There have been encouraging signs for investors out of Tbilisi, however, including moves towards privatization. This is likely to be a “politically charged process, but one which could lead to a more competitive business environment,” says one close observer, who projects 4.3% GDP growth this year and 5.8% the next, held back only by the expected slow recovery in tourism. Fitch expects revenues in 2021 to be only 30% of what they were in 2019, rising to 80% next year.
Recovery in this sector is critical as many jobs are dependent on it: in Tbilisi; in rural areas like Kakheti, home to Georgia’s burgeoning wine industry; and on the coast around Batumi. It is also necessary for bringing Georgia’s deteriorating current account deficit under control; over 2020, the deficit rose to 12% of GDP against 5.5% in 2019 and is only expected to fall back to 7.5% in 2022 as tourism revenues recover.
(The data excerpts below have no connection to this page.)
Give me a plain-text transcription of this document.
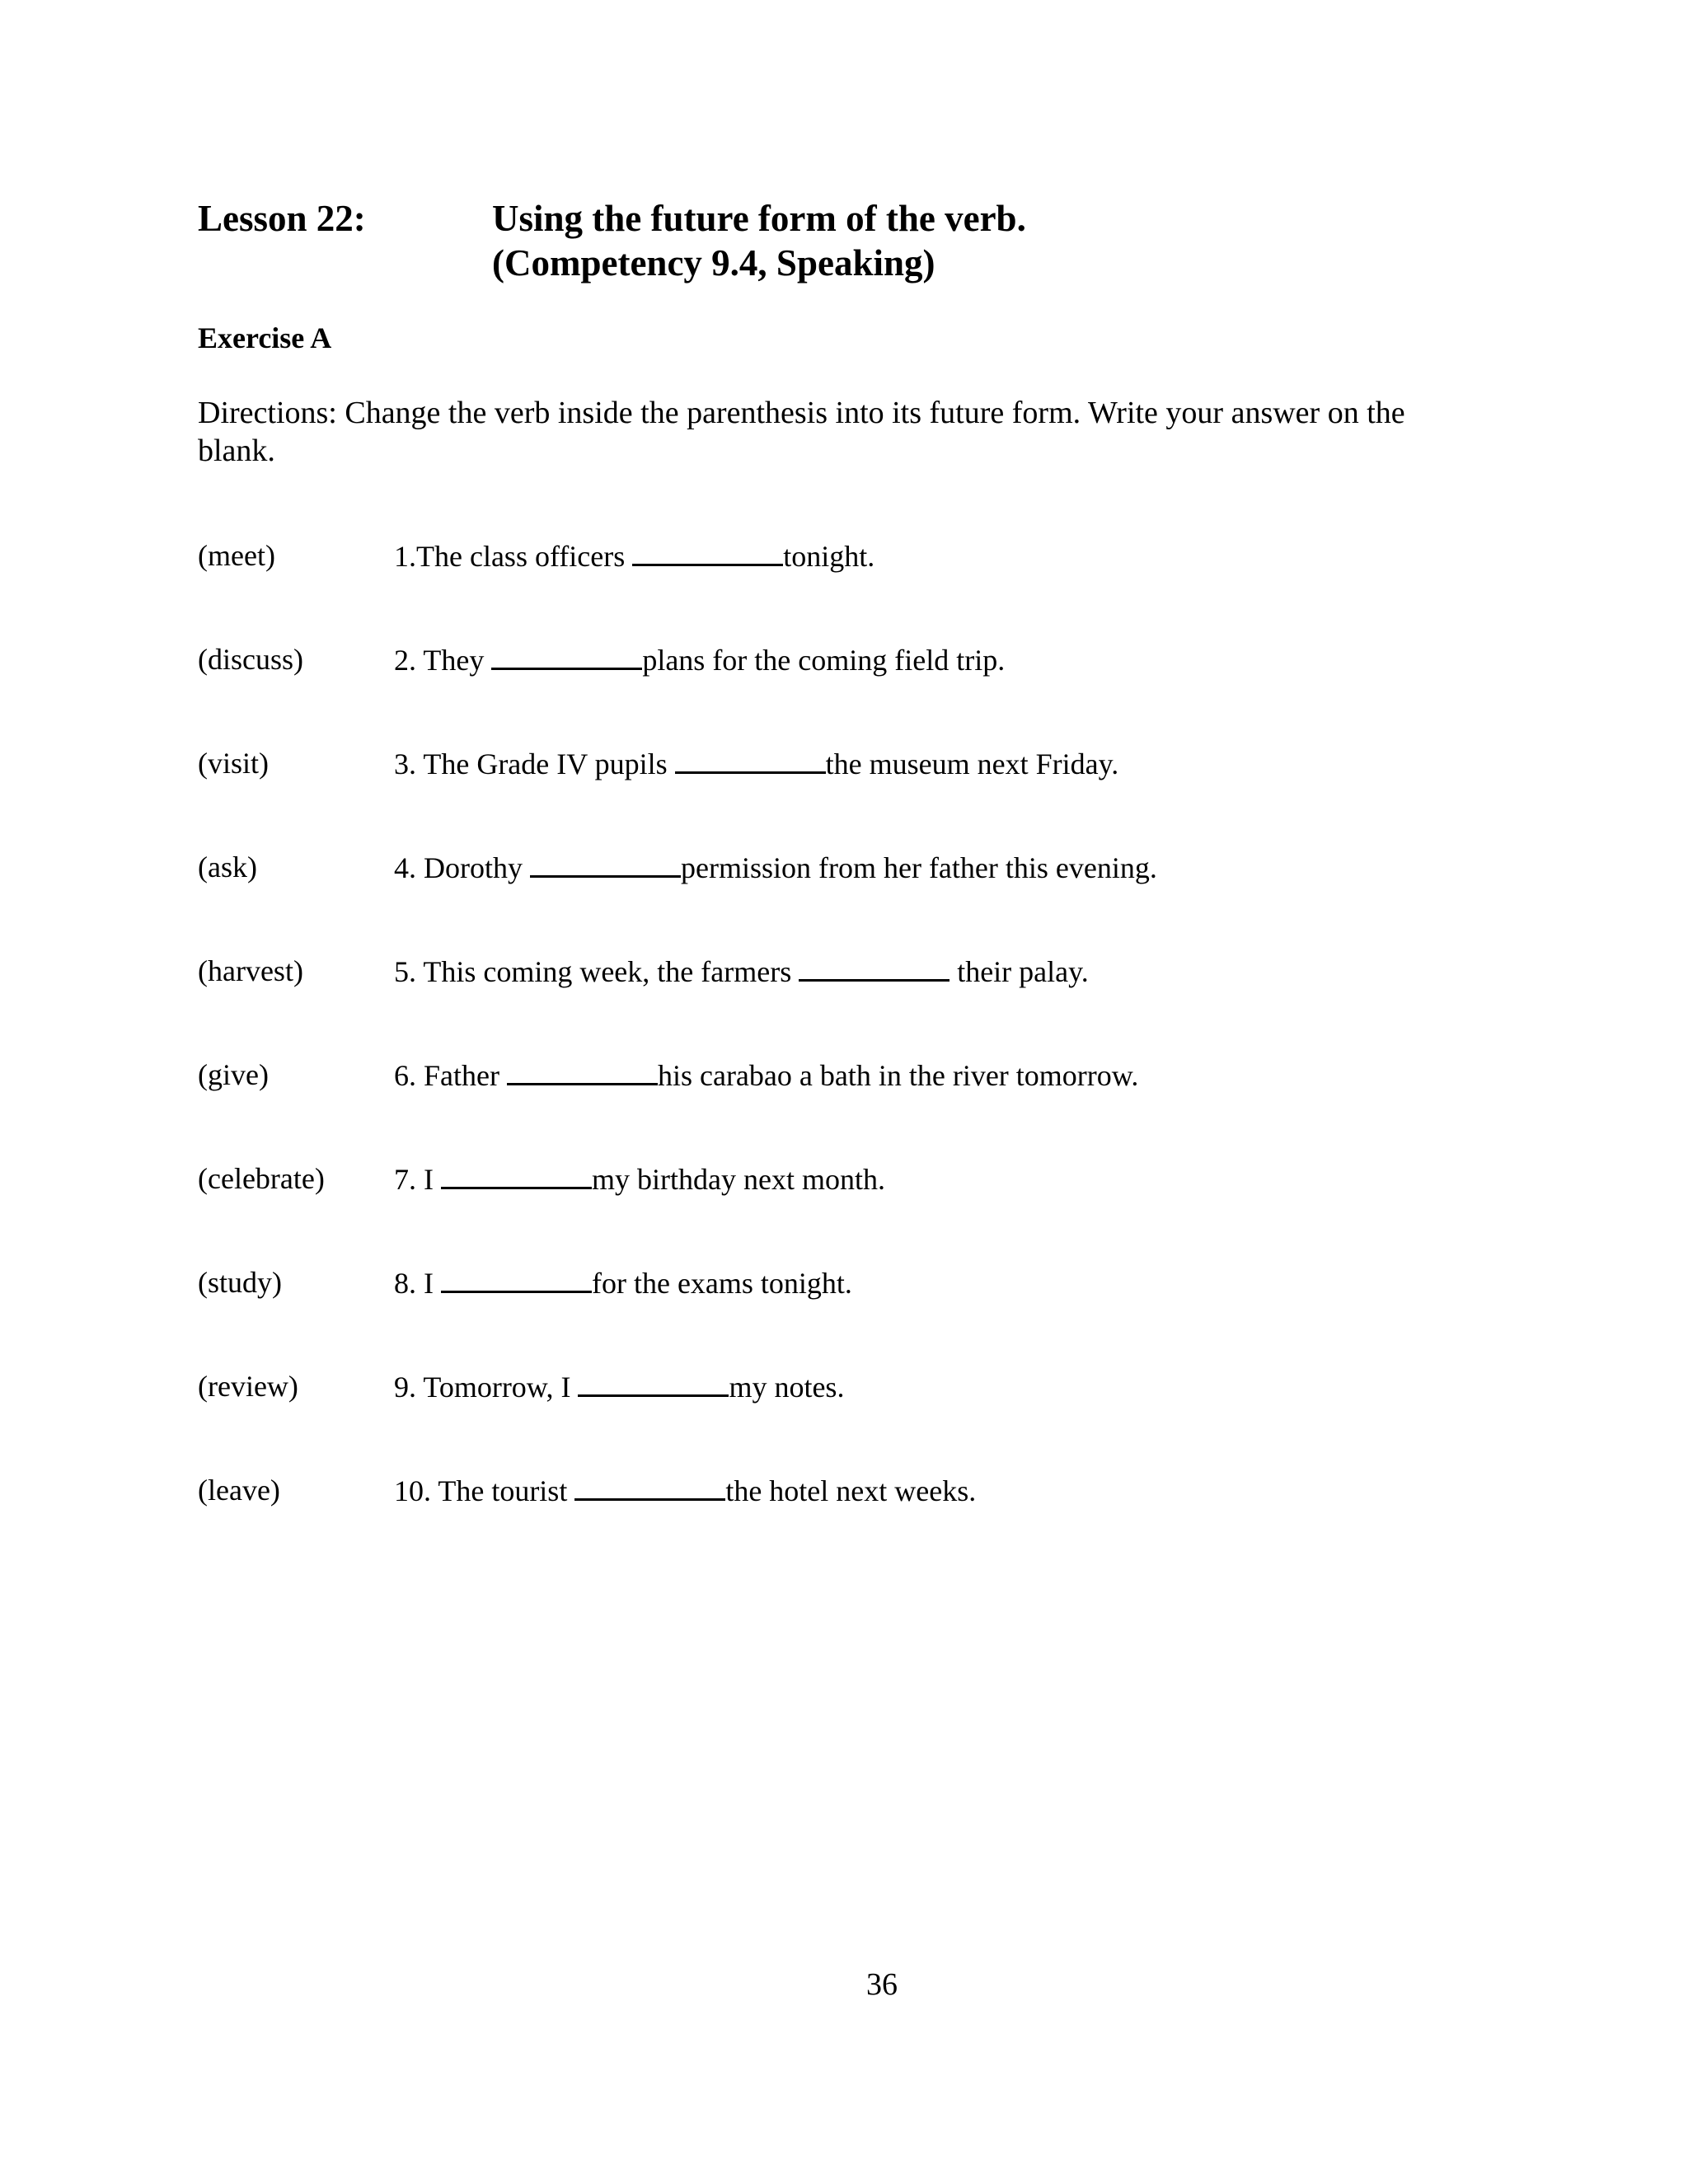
Lesson 22:	Using the future form of the verb.
(Competency 9.4, Speaking)
Exercise A
Directions: Change the verb inside the parenthesis into its future form. Write your answer on the blank.
(meet)	1.The class officers	tonight.
(discuss)	2. They	plans for the coming field trip.
(visit)	3. The Grade IV pupils	the museum next Friday.
(ask)	4. Dorothy	permission from her father this evening.
(harvest)	5. This coming week, the farmers	their palay.
(give)	6. Father	his carabao a bath in the river tomorrow.
(celebrate) 7. I	my birthday next month.
(study)	8. I	for the exams tonight.
(review)	9. Tomorrow, I	my notes.
(leave)	10. The tourist	the hotel next weeks.
36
“There is lots of potential to improve infrastructure in tourism, but also in the energy and transportation sectors,” says Yeung.
The trick will be for Georgia to focus on attracting foreign investment into these sectors. This will depend in part on securing a free trade agreement with the US to add to the ones it already has with Turkey and China and the association agreement it signed with the EU seven years ago. “Georgia has always done a good job of ensuring external support, but a further deterioration in the political dynamic could upset this,” Yeung warns.
Indeed, what is true for Georgia is so for its two neighbors as well. All three can expect growth to resume, but they will still face many challenges, with geopolitical concerns and the pandemic topping the list. While there will be opportunities as normality returns, investors will be watching closely to see whether the three governments make sustainable progress at reform.